Su enemigo era peor de lo que imaginaba. No sólo era sumamente inteligente, sino que no tenía escrúpulo alguno. Tampoco tenía nada que perder. Alguien que no teme a la muerte es lo más peligroso que puede existir. Nada iba a pararlo. Y no sólo eso: ese filósofo había destruido con sus propias manos el Protocolo. Clea podía sentirlo claramente. Si hubiera tenido los medios, lo habría matado en ese mismo instante.

Pero ese cerdo escondía muchos secretos. Tenía varios ases en la manga. Iba a ser duro enfrentarse a él. Y Clea tenía demasiados puntos débiles.

Noto por primera vez el miedo en tus ojos, Clea Larone. Y eso que tú sabes más de mí que yo de ti.

Me pareces un monstruo, no puedo negarlo. Y en nuestra situación actual, no puedo más que aceptar tus palabras como una declaración de guerra.

No lo dudes, lo son. De hecho, la guerra ya lleva tiempo empezada. Y está llegando a su clímax.

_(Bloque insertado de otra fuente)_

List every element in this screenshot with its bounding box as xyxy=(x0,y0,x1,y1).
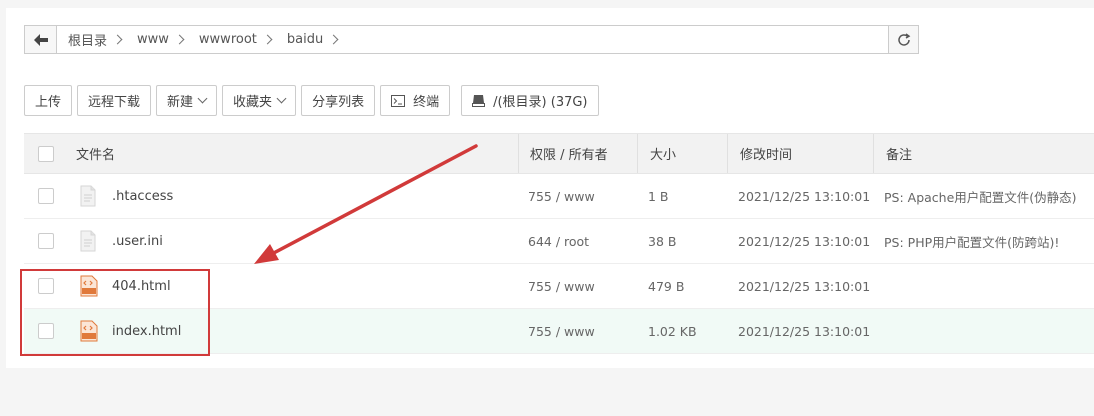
annotation-arrow xyxy=(254,144,478,264)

Clea sintió cierto malestar.

¿Qué quieres decir?

Will se levantó. Tiró el cigarrillo, ya reducido a su mínima expresión.

Tú ahora estás descubriendo quién es tu enemigo. Pero este enemigo ya hace tiempo que tiene sus tropas en movimiento. Su estrategia ya está hecha, sólo va cambiando ligeramente según sus circunstancias.

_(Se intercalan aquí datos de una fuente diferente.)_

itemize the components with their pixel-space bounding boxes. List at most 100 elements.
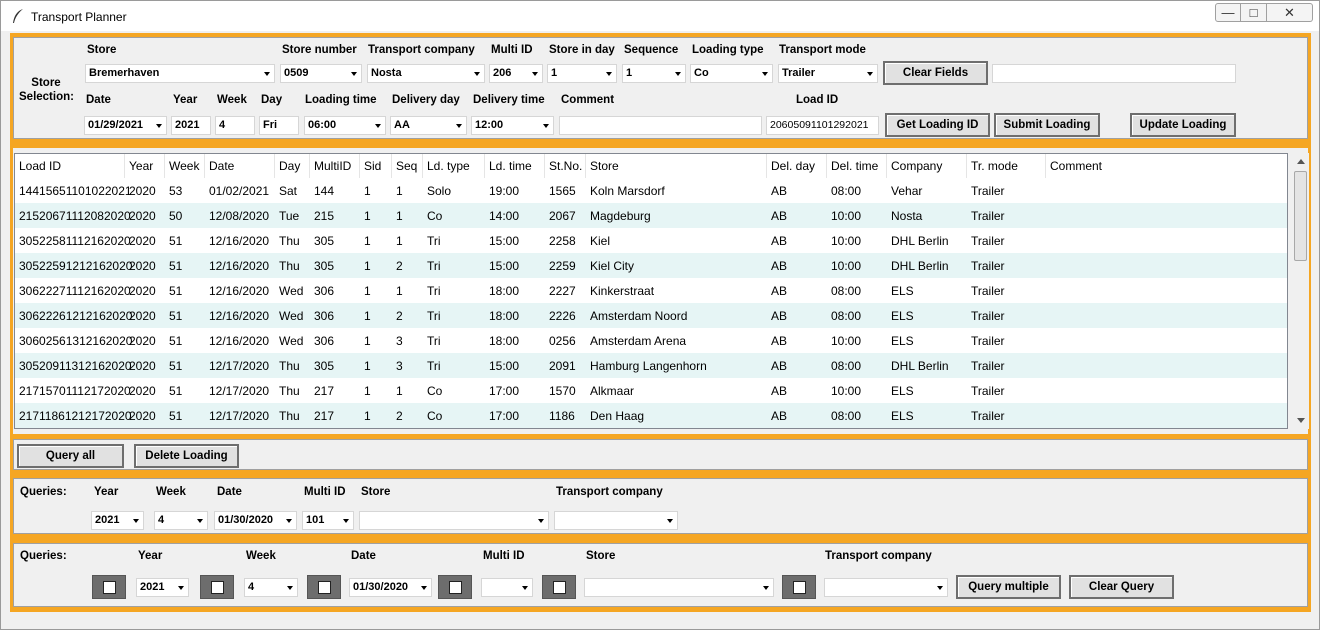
q1-multi-id-select[interactable]: 101 — [302, 511, 354, 530]
table-cell: Co — [427, 409, 443, 423]
table-cell: 51 — [169, 384, 183, 398]
q2-multi-id-select[interactable] — [481, 578, 533, 597]
query-multiple-button[interactable]: Query multiple — [956, 575, 1061, 599]
table-scrollbar[interactable] — [1292, 153, 1309, 429]
scroll-thumb[interactable] — [1294, 171, 1307, 261]
extra-input[interactable] — [992, 64, 1236, 83]
table-cell: 08:00 — [831, 309, 862, 323]
close-button[interactable]: ✕ — [1267, 3, 1313, 22]
table-cell: 17:00 — [489, 409, 520, 423]
submit-loading-button[interactable]: Submit Loading — [994, 113, 1100, 137]
clear-fields-button[interactable]: Clear Fields — [883, 61, 988, 85]
loading-time-label: Loading time — [305, 94, 377, 106]
query-all-button[interactable]: Query all — [17, 444, 124, 468]
q1-transport-company-select[interactable] — [554, 511, 678, 530]
table-cell: Tri — [427, 284, 441, 298]
q1-week-select[interactable]: 4 — [154, 511, 208, 530]
table-cell: 12/17/2020 — [209, 384, 270, 398]
delivery-time-select[interactable]: 12:00 — [471, 116, 554, 135]
table-cell: 2020 — [129, 234, 156, 248]
q1-transport-company-label: Transport company — [556, 486, 663, 498]
table-row[interactable]: 30520911312162020 2020 51 12/17/2020 Thu 305 1… — [15, 353, 1287, 378]
column-header[interactable]: Del. day — [767, 154, 827, 178]
store-number-select[interactable]: 0509 — [280, 64, 362, 83]
q2-week-select[interactable]: 4 — [244, 578, 298, 597]
column-header[interactable]: Del. time — [827, 154, 887, 178]
table-cell: DHL Berlin — [891, 259, 949, 273]
column-header[interactable]: Day — [275, 154, 310, 178]
day-input[interactable]: Fri — [259, 116, 299, 135]
store-in-day-select[interactable]: 1 — [547, 64, 617, 83]
q1-store-select[interactable] — [359, 511, 549, 530]
loading-type-select[interactable]: Co — [690, 64, 773, 83]
q2-date-checkbox[interactable] — [307, 575, 341, 599]
loadings-table[interactable]: Load ID Year Week Date Day MultiID Sid Seq Ld. t… — [14, 153, 1288, 429]
update-loading-button[interactable]: Update Loading — [1130, 113, 1236, 137]
clear-query-button[interactable]: Clear Query — [1069, 575, 1174, 599]
column-header[interactable]: Company — [887, 154, 967, 178]
multi-id-select[interactable]: 206 — [489, 64, 543, 83]
table-cell: 1186 — [549, 409, 575, 423]
maximize-button[interactable]: □ — [1241, 3, 1267, 22]
minimize-button[interactable]: — — [1215, 3, 1241, 22]
column-header[interactable]: Year — [125, 154, 165, 178]
table-cell: 2 — [396, 259, 403, 273]
sequence-select[interactable]: 1 — [622, 64, 686, 83]
column-header[interactable]: Seq — [392, 154, 423, 178]
store-select[interactable]: Bremerhaven — [85, 64, 275, 83]
column-header[interactable]: MultiID — [310, 154, 360, 178]
q2-multi-id-checkbox[interactable] — [438, 575, 472, 599]
queries-label-1: Queries: — [20, 486, 67, 498]
delivery-day-select[interactable]: AA — [390, 116, 467, 135]
q2-transport-company-checkbox[interactable] — [782, 575, 816, 599]
q2-year-checkbox[interactable] — [92, 575, 126, 599]
table-cell: 21715701112172020 — [19, 384, 131, 398]
q2-store-select[interactable] — [584, 578, 774, 597]
table-row[interactable]: 14415651101022021 2020 53 01/02/2021 Sat 144 1… — [15, 178, 1287, 203]
column-header[interactable]: St.No. — [545, 154, 586, 178]
column-header[interactable]: Sid — [360, 154, 392, 178]
table-row[interactable]: 30602561312162020 2020 51 12/16/2020 Wed 306 1… — [15, 328, 1287, 353]
q2-transport-company-select[interactable] — [824, 578, 948, 597]
table-cell: Trailer — [971, 209, 1005, 223]
column-header[interactable]: Date — [205, 154, 275, 178]
table-row[interactable]: 21520671112082020 2020 50 12/08/2020 Tue 215 1… — [15, 203, 1287, 228]
q2-date-select[interactable]: 01/30/2020 — [349, 578, 432, 597]
q2-year-select[interactable]: 2021 — [136, 578, 189, 597]
transport-company-select[interactable]: Nosta — [367, 64, 485, 83]
scroll-down-icon[interactable] — [1297, 418, 1305, 423]
week-input[interactable]: 4 — [215, 116, 255, 135]
year-input[interactable]: 2021 — [171, 116, 211, 135]
scroll-up-icon[interactable] — [1297, 159, 1305, 164]
q2-week-checkbox[interactable] — [200, 575, 234, 599]
table-row[interactable]: 21711861212172020 2020 51 12/17/2020 Thu 217 1… — [15, 403, 1287, 428]
column-header[interactable]: Load ID — [15, 154, 125, 178]
date-select[interactable]: 01/29/2021 — [84, 116, 167, 135]
table-row[interactable]: 21715701112172020 2020 51 12/17/2020 Thu 217 1… — [15, 378, 1287, 403]
load-id-input[interactable]: 20605091101292021 — [766, 116, 879, 135]
table-cell: 1 — [364, 384, 371, 398]
comment-input[interactable] — [559, 116, 762, 135]
table-cell: Magdeburg — [590, 209, 651, 223]
q2-store-checkbox[interactable] — [542, 575, 576, 599]
q1-date-select[interactable]: 01/30/2020 — [214, 511, 297, 530]
week-label: Week — [217, 94, 247, 106]
transport-mode-select[interactable]: Trailer — [778, 64, 878, 83]
column-header[interactable]: Ld. time — [485, 154, 545, 178]
title-bar: Transport Planner — □ ✕ — [1, 1, 1319, 31]
column-header[interactable]: Comment — [1046, 154, 1287, 178]
q1-year-select[interactable]: 2021 — [91, 511, 144, 530]
table-cell: DHL Berlin — [891, 359, 949, 373]
get-loading-id-button[interactable]: Get Loading ID — [885, 113, 990, 137]
delete-loading-button[interactable]: Delete Loading — [134, 444, 239, 468]
column-header[interactable]: Ld. type — [423, 154, 485, 178]
table-cell: AB — [771, 359, 788, 373]
loading-time-select[interactable]: 06:00 — [304, 116, 386, 135]
table-row[interactable]: 30522581112162020 2020 51 12/16/2020 Thu 305 1… — [15, 228, 1287, 253]
table-row[interactable]: 30622261212162020 2020 51 12/16/2020 Wed 306 1… — [15, 303, 1287, 328]
column-header[interactable]: Tr. mode — [967, 154, 1046, 178]
table-row[interactable]: 30622271112162020 2020 51 12/16/2020 Wed 306 1… — [15, 278, 1287, 303]
column-header[interactable]: Store — [586, 154, 767, 178]
table-row[interactable]: 30522591212162020 2020 51 12/16/2020 Thu 305 1… — [15, 253, 1287, 278]
column-header[interactable]: Week — [165, 154, 205, 178]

Lo sé. Nos engañaste a todos haciéndote pasar por un loco descerebrado. Acabaste con los niños de los dos institutos porque sabías que ahora un inspector te buscaba. Mantuviste ocupados y en jaque a todo el cuerpo de policía para distraerlos. Has usado a mi marido para conseguir las plumas una a una.

Will rio de nuevo.

¡Me encanta tu inteligencia! Pero siento decirte que tus deducciones no sirven de nada si van un paso por detrás. Deberías empezar a pensar por adelantado. O seguirán ocurriendo cosas como las de hoy.

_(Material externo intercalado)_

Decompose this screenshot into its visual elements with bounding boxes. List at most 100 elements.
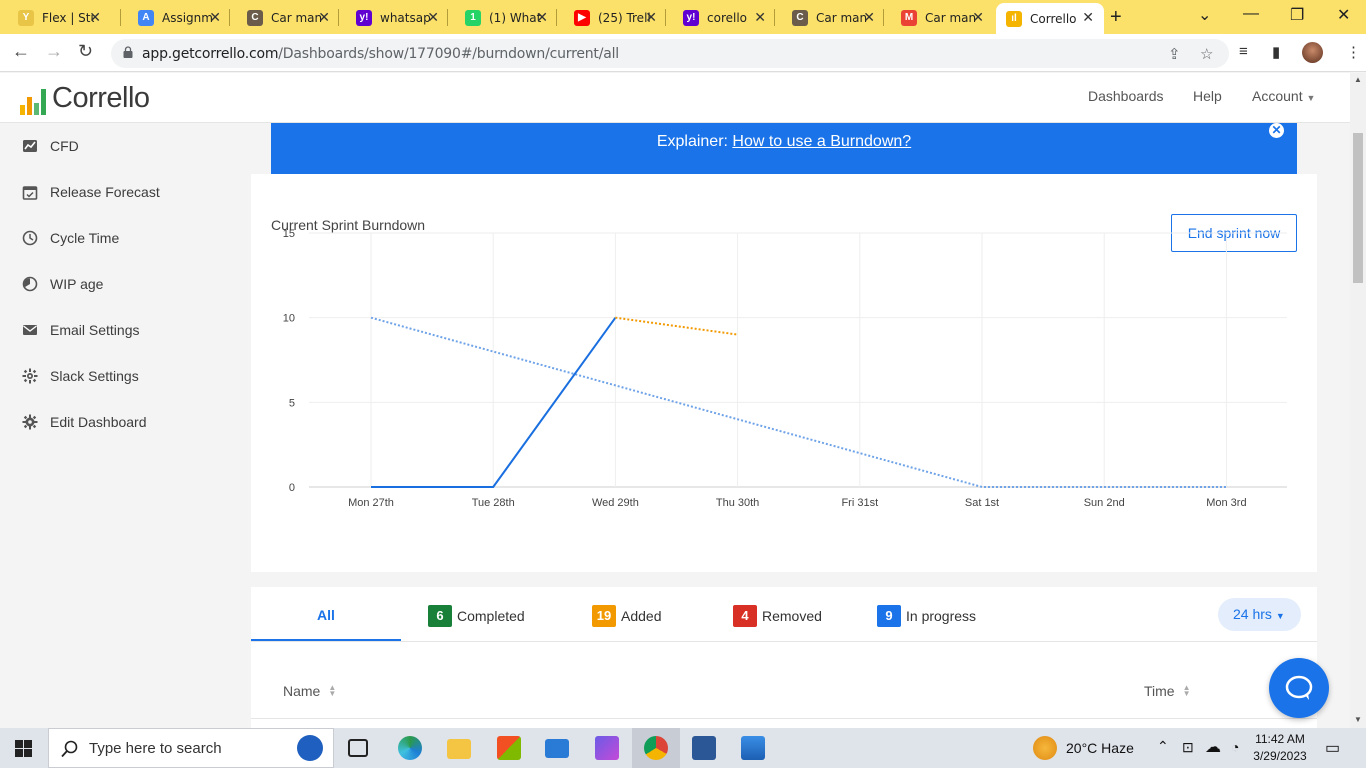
explainer-link[interactable]: How to use a Burndown? <box>732 133 911 150</box>
tab-search-icon[interactable]: ⌄ <box>1198 5 1211 25</box>
tab-added[interactable]: 19 Added <box>592 604 661 628</box>
word-icon[interactable] <box>692 736 716 760</box>
mail-icon <box>23 325 37 335</box>
tab-all[interactable]: All <box>251 587 401 641</box>
new-tab-button[interactable]: + <box>1110 6 1122 29</box>
close-tab-icon[interactable]: ✕ <box>536 9 548 26</box>
sidebar-item-wip-age[interactable]: WIP age <box>22 276 103 292</box>
sidebar-item-label: CFD <box>50 138 79 154</box>
close-tab-icon[interactable]: ✕ <box>209 9 221 26</box>
notifications-icon[interactable]: ▭ <box>1325 738 1340 758</box>
tab-title: Car man <box>816 10 868 25</box>
scroll-thumb[interactable] <box>1353 133 1363 283</box>
edge-icon[interactable] <box>398 736 422 760</box>
period-dropdown[interactable]: 24 hrs ▼ <box>1218 598 1301 631</box>
browser-tab[interactable]: 1 (1) What ✕ <box>455 3 558 32</box>
sidebar-item-slack-settings[interactable]: Slack Settings <box>22 368 139 384</box>
address-bar[interactable]: app.getcorrello.com/Dashboards/show/1770… <box>111 39 1229 68</box>
restore-icon[interactable]: ❐ <box>1290 5 1304 25</box>
media-queue-icon[interactable]: ≡ <box>1239 43 1248 60</box>
browser-tab[interactable]: ıl Corrello ✕ <box>996 3 1104 34</box>
browser-tab[interactable]: y! corello ✕ <box>673 3 776 32</box>
close-window-icon[interactable]: ✕ <box>1337 5 1350 25</box>
chat-launcher-button[interactable] <box>1269 658 1329 718</box>
sidebar-item-label: Release Forecast <box>50 184 160 200</box>
profile-avatar[interactable] <box>1302 42 1323 63</box>
bookmark-star-icon[interactable]: ☆ <box>1200 45 1213 63</box>
close-tab-icon[interactable]: ✕ <box>427 9 439 26</box>
store-icon[interactable] <box>497 736 521 760</box>
windows-start-icon[interactable] <box>15 740 32 757</box>
browser-tab[interactable]: y! whatsap ✕ <box>346 3 449 32</box>
browser-tab[interactable]: A Assignm ✕ <box>128 3 231 32</box>
column-header-time[interactable]: Time ▲ ▼ <box>1144 683 1191 699</box>
scroll-down-icon[interactable]: ▼ <box>1354 715 1362 724</box>
close-tab-icon[interactable]: ✕ <box>645 9 657 26</box>
browser-tab[interactable]: M Car man ✕ <box>891 3 994 32</box>
chrome-icon[interactable] <box>644 736 668 760</box>
tray-chevron-icon[interactable]: ⌃ <box>1157 738 1169 755</box>
tab-completed[interactable]: 6 Completed <box>428 604 525 628</box>
caret-down-icon: ▼ <box>1306 93 1316 103</box>
browser-tab[interactable]: C Car man ✕ <box>237 3 340 32</box>
close-banner-icon[interactable]: ✕ <box>1269 123 1284 138</box>
system-clock[interactable]: 11:42 AM 3/29/2023 <box>1250 731 1310 765</box>
close-tab-icon[interactable]: ✕ <box>89 9 101 26</box>
minimize-icon[interactable]: — <box>1243 5 1259 23</box>
tab-title: (1) What <box>489 10 541 25</box>
sidebar-item-cfd[interactable]: CFD <box>22 138 79 154</box>
close-tab-icon[interactable]: ✕ <box>1082 9 1094 26</box>
column-header-name[interactable]: Name ▲ ▼ <box>283 683 336 699</box>
close-tab-icon[interactable]: ✕ <box>863 9 875 26</box>
url-text: app.getcorrello.com/Dashboards/show/1770… <box>142 46 619 62</box>
share-icon[interactable]: ⇪ <box>1168 45 1181 63</box>
back-icon[interactable]: ← <box>12 41 30 62</box>
favicon-icon: M <box>901 9 917 26</box>
browser-tab[interactable]: ▶ (25) Trell ✕ <box>564 3 667 32</box>
close-tab-icon[interactable]: ✕ <box>972 9 984 26</box>
tab-separator <box>556 9 557 26</box>
onedrive-icon[interactable]: ☁ <box>1205 737 1221 757</box>
browser-tab[interactable]: Y Flex | Stu ✕ <box>8 3 111 32</box>
favicon-icon: y! <box>683 9 699 26</box>
tab-label: Added <box>621 608 662 624</box>
close-tab-icon[interactable]: ✕ <box>754 9 766 26</box>
task-view-icon[interactable] <box>348 739 368 757</box>
file-explorer-icon[interactable] <box>447 739 471 759</box>
nav-account[interactable]: Account ▼ <box>1252 88 1315 104</box>
x-tick-label: Mon 3rd <box>1206 497 1246 509</box>
tab-label: In progress <box>906 608 977 624</box>
changes-card: All 6 Completed 19 Added 4 Removed 9 In … <box>251 587 1317 728</box>
taskbar-search-input[interactable]: Type here to search <box>48 728 334 768</box>
side-panel-icon[interactable]: ▮ <box>1272 43 1280 61</box>
bing-icon[interactable] <box>297 735 323 761</box>
tab-removed[interactable]: 4 Removed <box>733 604 822 628</box>
explainer-banner: Explainer: How to use a Burndown? ✕ <box>271 123 1297 174</box>
nav-help[interactable]: Help <box>1193 88 1222 104</box>
reload-icon[interactable]: ↻ <box>78 41 93 62</box>
tab-in-progress[interactable]: 9 In progress <box>877 604 976 628</box>
scroll-up-icon[interactable]: ▲ <box>1354 75 1362 84</box>
nav-dashboards[interactable]: Dashboards <box>1088 88 1164 104</box>
page-scrollbar[interactable]: ▲ ▼ <box>1350 73 1366 728</box>
x-tick-label: Thu 30th <box>716 497 759 509</box>
weather-text[interactable]: 20°C Haze <box>1066 740 1134 756</box>
close-tab-icon[interactable]: ✕ <box>318 9 330 26</box>
meet-now-icon[interactable]: ⊡ <box>1182 739 1194 756</box>
clipchamp-icon[interactable] <box>595 736 619 760</box>
favicon-icon: y! <box>356 9 372 26</box>
sidebar-item-cycle-time[interactable]: Cycle Time <box>22 230 119 246</box>
correllologo[interactable]: Corrello <box>20 82 150 115</box>
wifi-icon[interactable]: ◔ <box>1231 739 1239 755</box>
chrome-menu-icon[interactable]: ⋮ <box>1346 43 1361 61</box>
x-tick-label: Tue 28th <box>472 497 515 509</box>
sidebar-item-email-settings[interactable]: Email Settings <box>22 322 139 338</box>
sidebar-item-label: WIP age <box>50 276 104 292</box>
sidebar-item-release-forecast[interactable]: Release Forecast <box>22 184 160 200</box>
search-placeholder: Type here to search <box>89 740 222 757</box>
mail-app-icon[interactable] <box>545 739 569 758</box>
forward-icon[interactable]: → <box>45 41 63 62</box>
photos-icon[interactable] <box>741 736 765 760</box>
sidebar-item-edit-dashboard[interactable]: Edit Dashboard <box>22 414 147 430</box>
browser-tab[interactable]: C Car man ✕ <box>782 3 885 32</box>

Un escalofrío recorrió la espina de Clea.

¿Cosas como las de hoy?

Habla con tu marido y lo sabrás.

Clea se levantó de un salto, alterada.

¿Qué has hecho?

Will sólo respondió con otra sonrisa enloquecida.

Y se marchó, sin más. Clea agarró el móvil. Estuvo a punto de llamar.

Pero no podía hacerlo. No debía. Si llamaba, Kyle empezaría a sospechar. Haría preguntas... Y Clea tendría que confesar. Y desde ahí, caería un secreto tras otro.

Guardó el teléfono, llena de rabia. Cruzó los dedos, deseando que su marido se encontrara sano y salvo.

Había llegado tarde. Y se fustigaba a sí misma por hacerlo. Lo odiaba con todas sus fuerzas. Y por encima de todo, odiaba tener que hacerse la tonta.